SIRTF won’t be powerful enough to spot Earth-size planets, but over its five-year operating life it may be able to find the disks of dust around stars that astronomers believe are associated with planet formation. And SIRTF may be able to pick up signs of the carbon and water vapor in these disks that would further enhance the prospects of their harboring life-supporting planets. Those kinds of findings would undoubtedly guarantee its popular appeal. “People relate to the discovery of water,” says Werner. “It has that anthropomorphic ring to it.”  

Over the past few years, ground-based telescopes have discovered a dozen stars that might be accompanied by Jupiter-size planets, some of which are broiling in orbits tighter than Mercury’s. That seems odd, but it doesn’t mean that such big, hot planets are the rule; it may simply be that ground-based telescopes aren’t well-suited to finding other types of star-planet systems. These telescopes rely on detecting any Doppler shifting of the parent star caused by an orbiting planet tugging it this way and that, but this method is vulnerable to interference from eruptions on the star’s surface and other distractions. A more certain method would be to observe the star’s side-to-side wobble directly. Detecting the wobble caused by an Earth-size planet orbiting at a more temperate distance from its sun is out of the question for a ground-based telescope. It would require a space-based telescope mirror with a diameter of 30 feet, nearly four times the size of Hubble’s.

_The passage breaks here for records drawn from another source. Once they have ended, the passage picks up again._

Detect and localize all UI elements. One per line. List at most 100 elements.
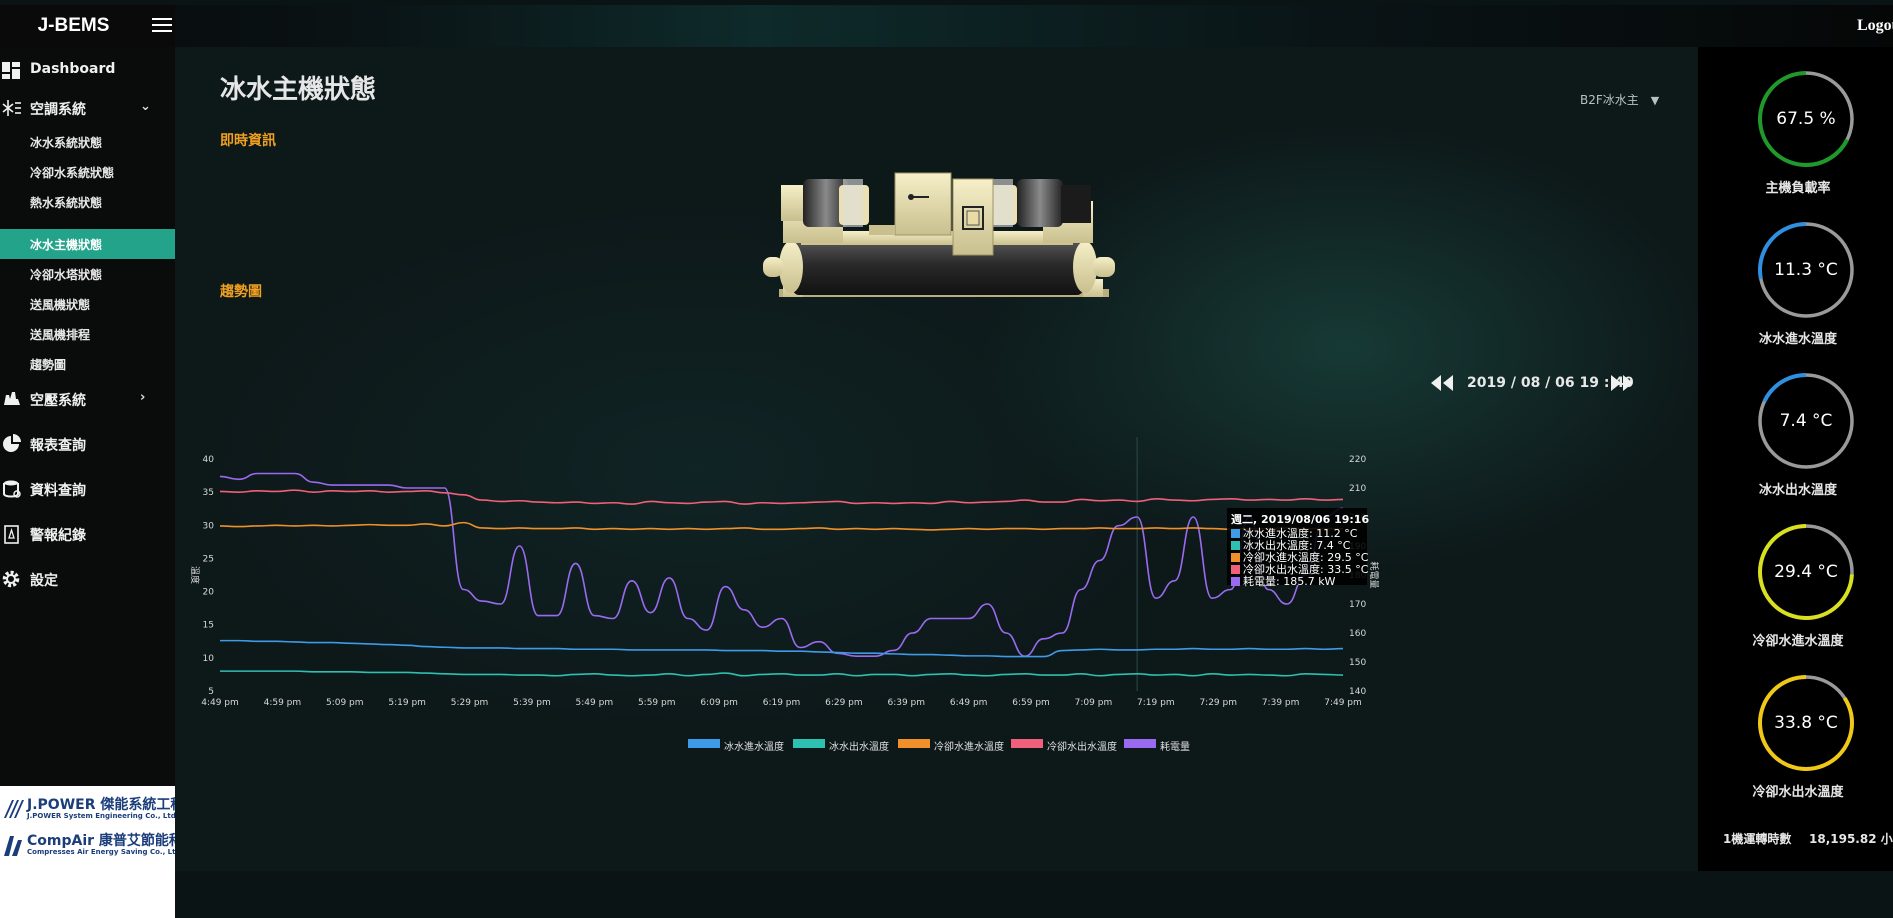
sidebar-item-air-compressor[interactable]: 空壓系統 › [0,379,175,419]
sidebar-item-label: 空壓系統 [30,393,86,409]
sidebar-item-alarm-log[interactable]: 警報紀錄 [0,514,175,554]
sidebar-subitem-chw-system[interactable]: 冰水系統狀態 [30,136,103,150]
x-tick: 4:49 pm [201,698,239,708]
chart-ticks: 5101520253035401401501601701801902002102… [189,455,1379,708]
report-icon [3,434,21,452]
logout-link[interactable]: Logout [1857,17,1893,34]
sidebar-subitem-chiller-status[interactable]: 冰水主機狀態 [0,229,175,259]
air-compressor-icon [4,392,20,405]
y-tick-left: 30 [203,521,215,531]
tooltip-row: 冷卻水出水溫度: 33.5 °C [1231,561,1368,576]
right-panel: 67.5 % 主機負載率 11.3 °C 冰水進水溫度 7.4 °C 冰水出水溫度 29.4… [1698,47,1893,871]
y-tick-right: 170 [1349,600,1366,610]
y-tick-right: 140 [1349,687,1366,697]
y-axis-label-right: 耗電量 [1368,561,1379,588]
gauge-label: 冰水進水溫度 [1758,332,1837,347]
sidebar-item-settings[interactable]: 設定 [0,559,175,599]
gauge-fill [1758,222,1854,318]
x-tick: 6:39 pm [887,698,925,708]
gauge-fill [1758,373,1854,469]
x-tick: 6:19 pm [763,698,801,708]
compair-mark-icon [4,836,22,856]
gauge-ring-0 [1758,71,1854,167]
chart-tooltip: 週二, 2019/08/06 19:16 冰水進水溫度: 11.2 °C 冰水出… [1227,508,1369,588]
fast-forward-icon[interactable] [1609,373,1635,393]
jpower-logo: J.POWER 傑能系統工程 J.POWER System Engineerin… [0,792,184,828]
page-title: 冰水主機狀態 [220,75,377,105]
sidebar-item-label: 資料查詢 [30,483,86,499]
sidebar: Dashboard 空調系統 ⌄ 冰水系統狀態 冷卻水系統狀態 熱水系統狀態 冰… [0,47,197,918]
y-tick-left: 35 [203,488,214,498]
sidebar-item-dashboard[interactable]: Dashboard [0,50,175,90]
gauge-fill [1758,524,1854,620]
y-tick-left: 40 [203,455,215,465]
chevron-down-icon: ⌄ [140,99,151,114]
sidebar-subitem-fan-schedule[interactable]: 送風機排程 [30,328,91,342]
main-content: 冰水主機狀態 B2F冰水主 ▼ 即時資訊 [175,47,1698,871]
x-tick: 6:29 pm [825,698,863,708]
tooltip-row: 耗電量: 185.7 kW [1231,573,1335,588]
sidebar-subitem-cooling-tower[interactable]: 冷卻水塔狀態 [30,268,103,282]
sidebar-item-label: 報表查詢 [30,438,86,454]
device-select[interactable]: B2F冰水主 ▼ [1580,91,1659,108]
sidebar-item-label: 空調系統 [30,102,86,118]
runtime-counter: 1機運轉時數 18,195.82 小時 [1723,830,1893,847]
gauge-value: 11.3 °C [1774,260,1838,280]
x-tick: 6:59 pm [1012,698,1050,708]
sidebar-item-label: Dashboard [30,61,116,77]
sidebar-item-data-query[interactable]: 資料查詢 [0,469,175,509]
alarm-icon [4,525,19,544]
partner-logos: J.POWER 傑能系統工程 J.POWER System Engineerin… [0,786,197,918]
y-tick-right: 220 [1349,455,1366,465]
sidebar-subitem-cw-system[interactable]: 冷卻水系統狀態 [30,166,115,180]
top-bar: J-BEMS Logout [0,5,1893,47]
x-tick: 5:09 pm [326,698,364,708]
gauge-label: 冰水出水溫度 [1758,483,1837,498]
dashboard-icon [2,62,20,79]
x-tick: 7:09 pm [1075,698,1113,708]
gauge-fill [1758,71,1854,167]
rewind-icon[interactable] [1429,373,1455,393]
sidebar-subitem-trend[interactable]: 趨勢圖 [30,358,67,372]
sidebar-item-report[interactable]: 報表查詢 [0,424,175,464]
y-tick-left: 25 [203,554,214,564]
sidebar-subitem-hw-system[interactable]: 熱水系統狀態 [30,196,103,210]
runtime-value: 18,195.82 小時 [1809,832,1893,846]
sidebar-item-label: 警報紀錄 [30,528,86,544]
tooltip-row: 冷卻水進水溫度: 29.5 °C [1231,549,1368,564]
series-line-cw_out [219,489,1344,505]
gauge-ring-1 [1758,222,1854,318]
y-tick-right: 160 [1349,629,1366,639]
y-tick-right: 210 [1349,484,1366,494]
database-icon [3,480,21,498]
gauge-value: 67.5 % [1776,109,1836,129]
series-line-chw_out [220,670,1344,677]
x-tick: 5:49 pm [576,698,614,708]
x-tick: 7:39 pm [1262,698,1300,708]
realtime-section-label: 即時資訊 [220,133,276,149]
gauge-value: 7.4 °C [1779,411,1833,431]
sidebar-subitem-fan-status[interactable]: 送風機狀態 [30,298,91,312]
device-select-value: B2F冰水主 [1580,93,1639,107]
y-axis-label-left: 溫度 [189,566,201,584]
trend-chart[interactable]: 5101520253035401401501601701801902002102… [175,397,1698,727]
ac-icon [2,100,21,116]
gauge-ring-4 [1758,675,1854,771]
gauge-label: 冷卻水出水溫度 [1752,785,1844,800]
chevron-right-icon: › [140,390,146,405]
y-tick-left: 20 [203,588,215,598]
x-tick: 5:19 pm [388,698,426,708]
x-tick: 7:49 pm [1324,698,1362,708]
gauge-label: 主機負載率 [1765,181,1831,196]
gauge-label: 冷卻水進水溫度 [1752,634,1844,649]
datetime-display: 2019 / 08 / 06 19 : 49 [1467,375,1634,391]
y-tick-left: 5 [208,687,214,697]
sidebar-item-ac-system[interactable]: 空調系統 ⌄ [0,88,175,128]
gauge-value: 33.8 °C [1774,713,1838,733]
x-tick: 7:19 pm [1137,698,1175,708]
y-tick-left: 10 [203,654,215,664]
brand-logo[interactable]: J-BEMS [0,5,175,47]
x-tick: 5:59 pm [638,698,676,708]
series-line-cw_in [219,521,1343,531]
hamburger-menu-icon[interactable] [152,18,172,34]
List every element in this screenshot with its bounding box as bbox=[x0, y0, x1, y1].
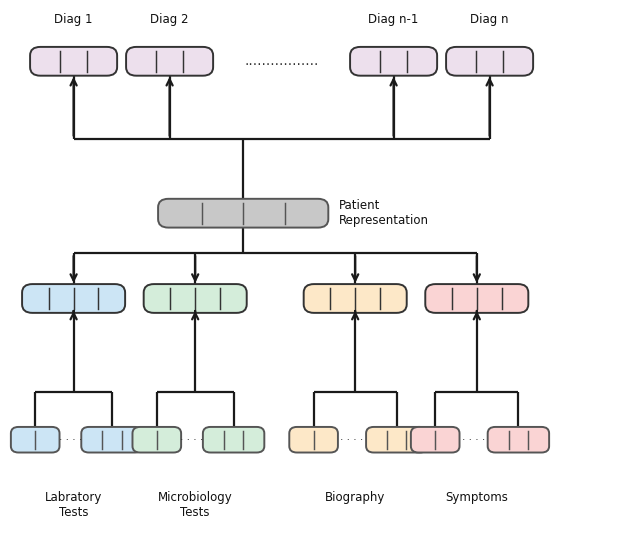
FancyBboxPatch shape bbox=[132, 427, 181, 453]
Text: · · · ·: · · · · bbox=[59, 435, 82, 445]
FancyBboxPatch shape bbox=[22, 284, 125, 313]
FancyBboxPatch shape bbox=[203, 427, 264, 453]
FancyBboxPatch shape bbox=[488, 427, 549, 453]
Text: Diag n-1: Diag n-1 bbox=[369, 13, 419, 26]
FancyBboxPatch shape bbox=[126, 47, 213, 76]
FancyBboxPatch shape bbox=[350, 47, 437, 76]
FancyBboxPatch shape bbox=[30, 47, 117, 76]
FancyBboxPatch shape bbox=[11, 427, 60, 453]
FancyBboxPatch shape bbox=[158, 199, 328, 228]
FancyBboxPatch shape bbox=[411, 427, 460, 453]
FancyBboxPatch shape bbox=[304, 284, 407, 313]
Text: Diag 1: Diag 1 bbox=[54, 13, 93, 26]
FancyBboxPatch shape bbox=[81, 427, 143, 453]
Text: · · · ·: · · · · bbox=[462, 435, 485, 445]
Text: .................: ................. bbox=[244, 54, 319, 68]
FancyBboxPatch shape bbox=[366, 427, 428, 453]
FancyBboxPatch shape bbox=[425, 284, 529, 313]
Text: · · · ·: · · · · bbox=[340, 435, 364, 445]
FancyBboxPatch shape bbox=[289, 427, 338, 453]
Text: Microbiology
Tests: Microbiology Tests bbox=[158, 491, 232, 519]
Text: Diag n: Diag n bbox=[470, 13, 509, 26]
Text: · · · ·: · · · · bbox=[180, 435, 204, 445]
FancyBboxPatch shape bbox=[446, 47, 533, 76]
Text: Diag 2: Diag 2 bbox=[150, 13, 189, 26]
Text: Biography: Biography bbox=[325, 491, 385, 504]
Text: Labratory
Tests: Labratory Tests bbox=[45, 491, 102, 519]
Text: Patient
Representation: Patient Representation bbox=[339, 199, 429, 227]
FancyBboxPatch shape bbox=[143, 284, 246, 313]
Text: Symptoms: Symptoms bbox=[445, 491, 508, 504]
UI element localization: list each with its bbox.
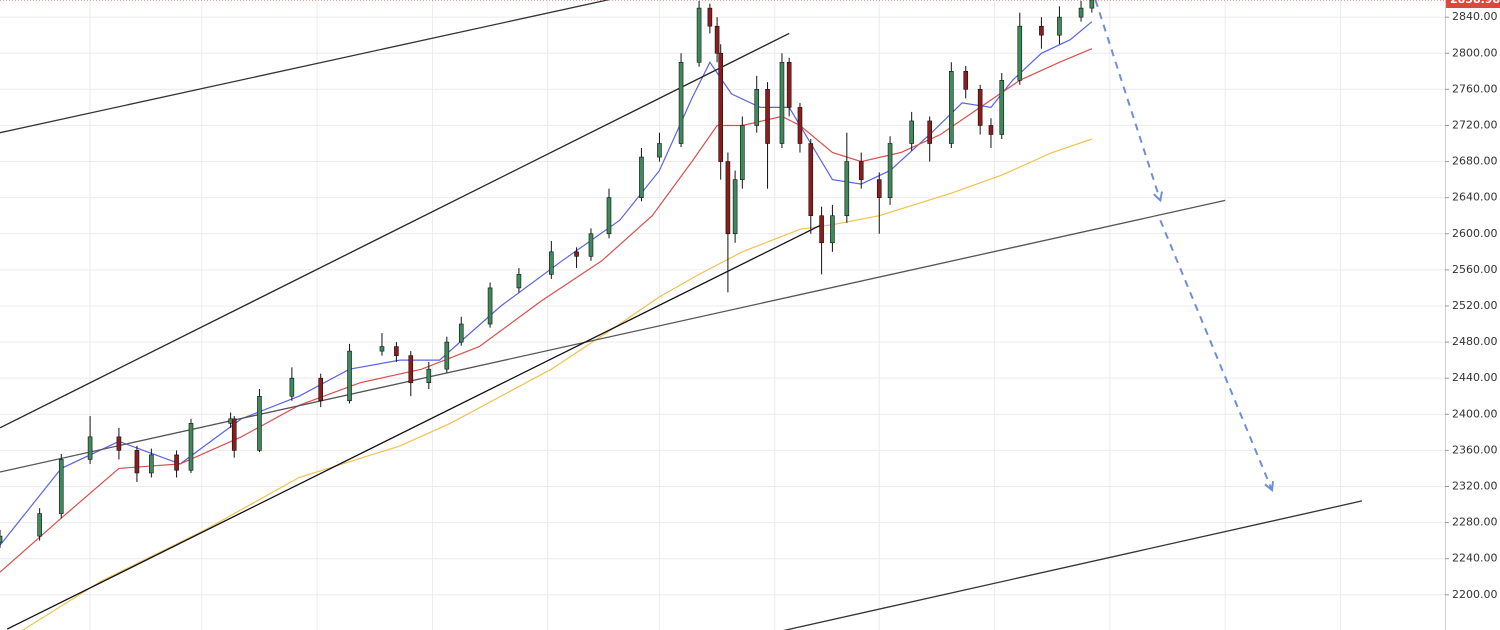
last-price-label: 2858.98 <box>1450 0 1500 6</box>
candle-body <box>830 215 835 244</box>
candle-body <box>797 107 803 144</box>
forecast-arrow <box>1094 0 1162 201</box>
candle-body <box>844 161 850 217</box>
candle-body <box>0 535 3 543</box>
trend-line <box>0 199 1226 473</box>
moving-average <box>0 21 1093 546</box>
candle-body <box>876 179 882 198</box>
candle-body <box>808 143 814 217</box>
candle-body <box>1078 7 1084 18</box>
candle-body <box>988 125 994 135</box>
candle-body <box>426 368 432 383</box>
candle-body <box>347 350 352 402</box>
candle-body <box>549 251 554 275</box>
candle-body <box>149 454 154 474</box>
last-price-box <box>1446 0 1500 9</box>
candle-body <box>725 161 731 235</box>
candle-body <box>444 341 450 370</box>
candle-body <box>999 80 1005 135</box>
candle-body <box>1039 25 1044 36</box>
candle-body <box>714 25 720 54</box>
candle-body <box>37 513 42 537</box>
candle-body <box>408 355 414 383</box>
candle-body <box>289 377 295 397</box>
candle-body <box>696 7 702 63</box>
candle-body <box>394 346 399 356</box>
y-tick-label: 2440.00 <box>1452 371 1498 384</box>
candle-body <box>765 89 770 144</box>
candle-body <box>858 161 864 180</box>
candle-body <box>487 287 493 325</box>
candle-body <box>516 274 522 289</box>
candle-body <box>909 120 914 144</box>
candle-body <box>134 450 140 474</box>
candle-body <box>116 436 122 451</box>
candle-body <box>1017 25 1023 81</box>
candle-body <box>174 454 179 471</box>
arrow-head <box>1153 191 1163 203</box>
candle-body <box>318 377 324 402</box>
trend-line <box>0 32 790 429</box>
plot-area <box>0 0 1445 630</box>
arrow-head <box>1264 481 1274 493</box>
trend-line <box>6 224 822 630</box>
candle-body <box>754 89 760 126</box>
candle-body <box>718 52 723 162</box>
candle-body <box>927 120 933 144</box>
y-tick-label: 2680.00 <box>1452 155 1498 168</box>
candle-body <box>574 251 579 257</box>
candle-body <box>1089 0 1095 9</box>
candle-body <box>257 395 262 451</box>
candle-body <box>819 215 824 244</box>
y-tick-label: 2200.00 <box>1452 588 1498 601</box>
candle-body <box>678 61 684 144</box>
candle-body <box>379 346 385 352</box>
candle-body <box>887 143 893 198</box>
candle-body <box>949 71 954 144</box>
moving-average <box>21 138 1093 630</box>
y-tick-label: 2400.00 <box>1452 407 1498 420</box>
candle-body <box>588 233 594 257</box>
candle-body <box>740 125 745 180</box>
y-tick-label: 2480.00 <box>1452 335 1498 348</box>
candle-body <box>87 436 93 460</box>
candle-body <box>779 61 785 144</box>
candle-body <box>732 179 738 235</box>
candle-body <box>963 71 969 90</box>
y-tick-label: 2240.00 <box>1452 552 1498 565</box>
y-tick-label: 2720.00 <box>1452 118 1498 131</box>
forecast-arrow <box>1159 219 1273 491</box>
trend-line <box>0 0 611 134</box>
candle-body <box>786 61 792 108</box>
y-tick-label: 2600.00 <box>1452 227 1498 240</box>
candle-body <box>657 143 662 158</box>
y-tick-label: 2280.00 <box>1452 516 1498 529</box>
y-tick-label: 2640.00 <box>1452 191 1498 204</box>
y-tick-label: 2320.00 <box>1452 479 1498 492</box>
y-tick-label: 2360.00 <box>1452 443 1498 456</box>
candle-body <box>707 7 713 27</box>
candle-body <box>977 89 983 126</box>
candle-body <box>188 423 194 471</box>
candle-body <box>458 323 464 343</box>
candle-body <box>231 418 237 451</box>
candle-body <box>1057 16 1062 36</box>
moving-average <box>0 48 1093 573</box>
y-tick-label: 2840.00 <box>1452 10 1498 23</box>
y-tick-label: 2560.00 <box>1452 263 1498 276</box>
candle-body <box>639 156 644 198</box>
candle-body <box>58 459 64 514</box>
y-tick-label: 2520.00 <box>1452 299 1498 312</box>
y-tick-label: 2760.00 <box>1452 82 1498 95</box>
trend-line <box>783 500 1363 630</box>
candle-body <box>606 197 612 235</box>
y-tick-label: 2800.00 <box>1452 46 1498 59</box>
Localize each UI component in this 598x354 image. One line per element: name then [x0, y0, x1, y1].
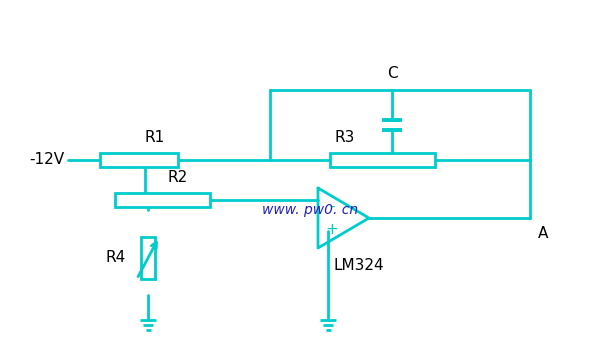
Text: C: C [387, 67, 397, 81]
Text: www. pw0. cn: www. pw0. cn [262, 203, 358, 217]
Bar [100, 153, 178, 167]
Bar [330, 153, 435, 167]
Text: +: + [326, 223, 338, 238]
Text: R1: R1 [144, 131, 164, 145]
Text: -12V: -12V [29, 153, 64, 167]
Text: LM324: LM324 [334, 258, 385, 274]
Text: R2: R2 [167, 171, 188, 185]
Bar [141, 237, 155, 279]
Text: R3: R3 [335, 131, 355, 145]
Text: R4: R4 [106, 251, 126, 266]
Text: A: A [538, 225, 548, 240]
Bar [115, 193, 210, 207]
Text: -: - [329, 199, 335, 213]
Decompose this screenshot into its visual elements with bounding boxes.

Or maybe not—it turns out there’s a loophole. The resolution of a big mirror can be nearly duplicated by several smaller mirrors separated by a distance equal to the diameter of the big one. The trick is to combine the light waves received by each of the smaller mirrors so that the waves line up, creating an interference pattern—a bright spot where the peaks of the separate waves overlap, and darkness where the troughs overlap. Any change in the viewing angle will throw off the alignment and the pattern of light and dark. Since even the wavelength of infrared light is so small, a change of millionths of an inch is enough to cause the peaks and troughs of light received by the mirrors to fail to line up. This sensitivity increases the farther the mirrors are from one another.